Doa-doa baik terapal dengan khusuk mengiringi hari baru kami setelah beberapa menit sah menyandang status sebagai suami istri.

Dengan sumringah laki-laki tampan berbalut jas putih gading serta peci di atas kepala dengan warna senada, mengulurkan tangannya padaku untuk kucium punggung tangannya. Aku mengangkat kepalaku, menatapnya kemudian keningku sudah menempel di bibirnya.

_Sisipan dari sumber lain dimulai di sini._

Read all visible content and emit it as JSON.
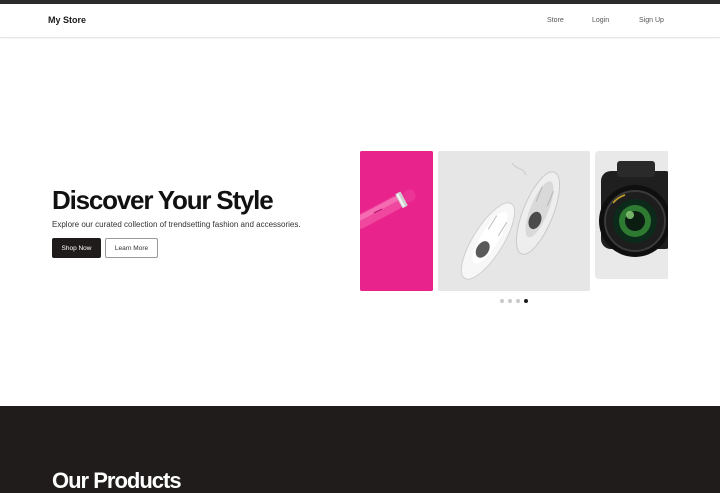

Ia tersenyum bahagia begitu juga aku. Senyum itu mampu menghangatkan dan memberi kekuatan pada hatiku yang masih rapuh. Akhirnya, setelah pertarungan sengit dalam diriku, aku dengan berani mengambil keputusan untuk tetap melanjutkan pernikahan ini.

Aku tahu, nantinya amat tidak mudah untukku sebagai istri harus melewati hari-hari bergandengan dengan luka dan trauma sebab adegan menakutkan itu masih terpatri jelas. 

Aku berusaha menekan ego demi terlihat biasa saja dan seolah tidak terjadi apa-apa. Kututup kecewaku dengan senyum, memendam masalahku sendiri tanpa ada satu orang pun yang tahu.

Akan tetapi, sampai kapan aku bisa bertahan? Aku tak yakin jika pernikahan kami akan berlanjut sampai maut memisahkan.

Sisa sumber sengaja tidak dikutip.